By: José Niño

State Sen. Brad Hoylman (D-NY) recently sponsored a bill that would prohibit the 3D printing of guns and block the sharing of computer-aided design (CAD) files.

Hoylman announced that he wants go after the manufacturer of 3D-printed firearms. The printing of guns would be made a felony in addition to the intentional sharing of files. Should this bill be passed, there would be several First Amendment concerns raised.

This law was put forward a few days prior to Defense Distributed rolling out its zero percent pistol. This pistol is part of DD’s Ghost Gunner project. The zero percent pistol’s code lets the end user print out a Glock-style pistol on the Ghost Gunner 3S. The new product is expected to be released on the market soon. Defense Distributed’s first 3D-printed gun was dubbed the “Liberator” in reference to the guns the Allies air-dropped across Nazi-occupied France during World War II. Cody Wilson, the founder of DD, criticized the new bill and likened it to a law that was passed in New Jersey.

“This proposed law is outrageously unconstitutional and a clear violation of Section 230 of the CDA [Communications Decency Act of 1996],” declared Wilson. “The point of the law is to attack sites like Def CAD. We will see them in court, so good luck.”

New York State law currently allows gun owners to legally print firearms. However, after printing the gun, the gunmaker must immediately register their gun with the state. Per state officials, no individuals have ever registered a 3D-printed firearm, something that has greatly angered Gun Control Inc.

3D-printed guns are just the latest boogieman that the gun controllers are targeting. They hate the very idea of lawful individuals finding ways to arm themselves to defend their life and property.

The National Association for Gun Rights President Dudley Brown opined on this latest gun grab:

“Let’s call a spade a spade here, this is a gun registration law, plain and simple. The scare tactics of calling these homemade firearms ‘Ghost Guns’ is nothing more than political sleight of hand used to vilify law-abiding gun owners and lump every American gun into the national registry needed for the gun grabbers ultimate end game of an Australia-style gun confiscation program.”

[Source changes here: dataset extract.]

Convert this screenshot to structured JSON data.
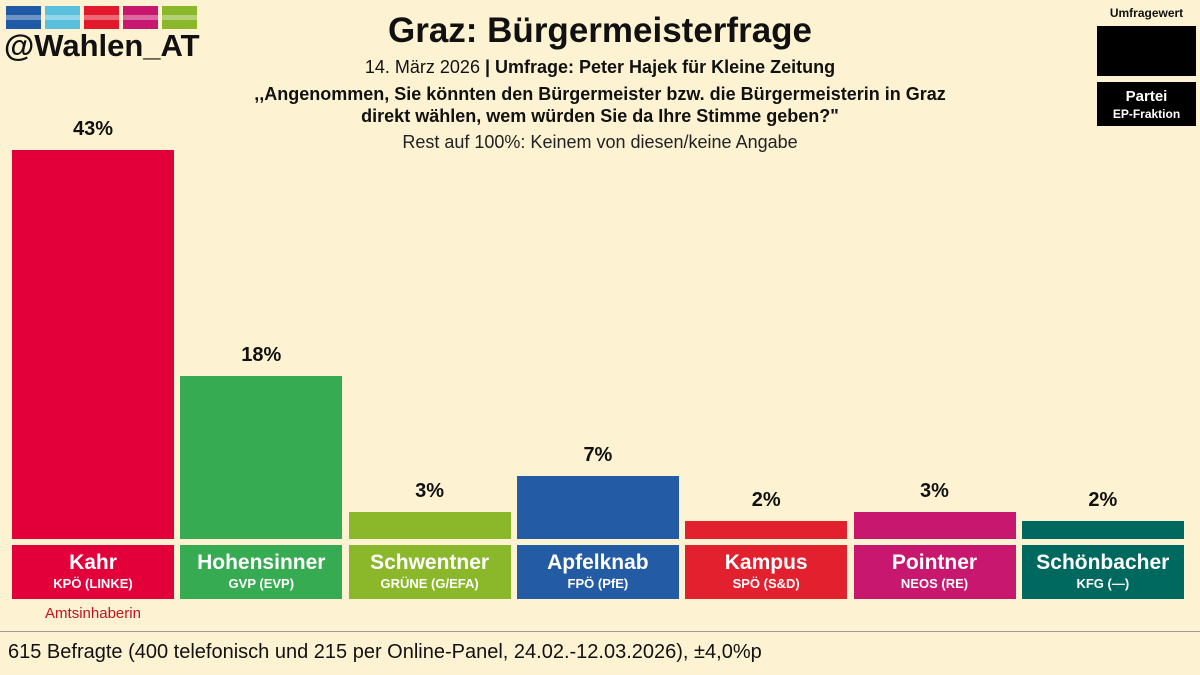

Given how dominant Democrats’ hold of politics in the Empire State is, there’s a strong possibility that this bill could become law. After all, this is a state that’s ranked in a dead-last place of 51st according to Guns & Ammo magazine’s best states for gun owners rankings. New York is an anti-gun bastion through and through.

However, there are still many patriotic New Yorkers that live in the state who will make noise. As long as these people are still making a scene against the gun controllers, a respectable form of pushback can be expected.

Undeniably, backing down is not an option in this existential struggle to restore gun rights in America.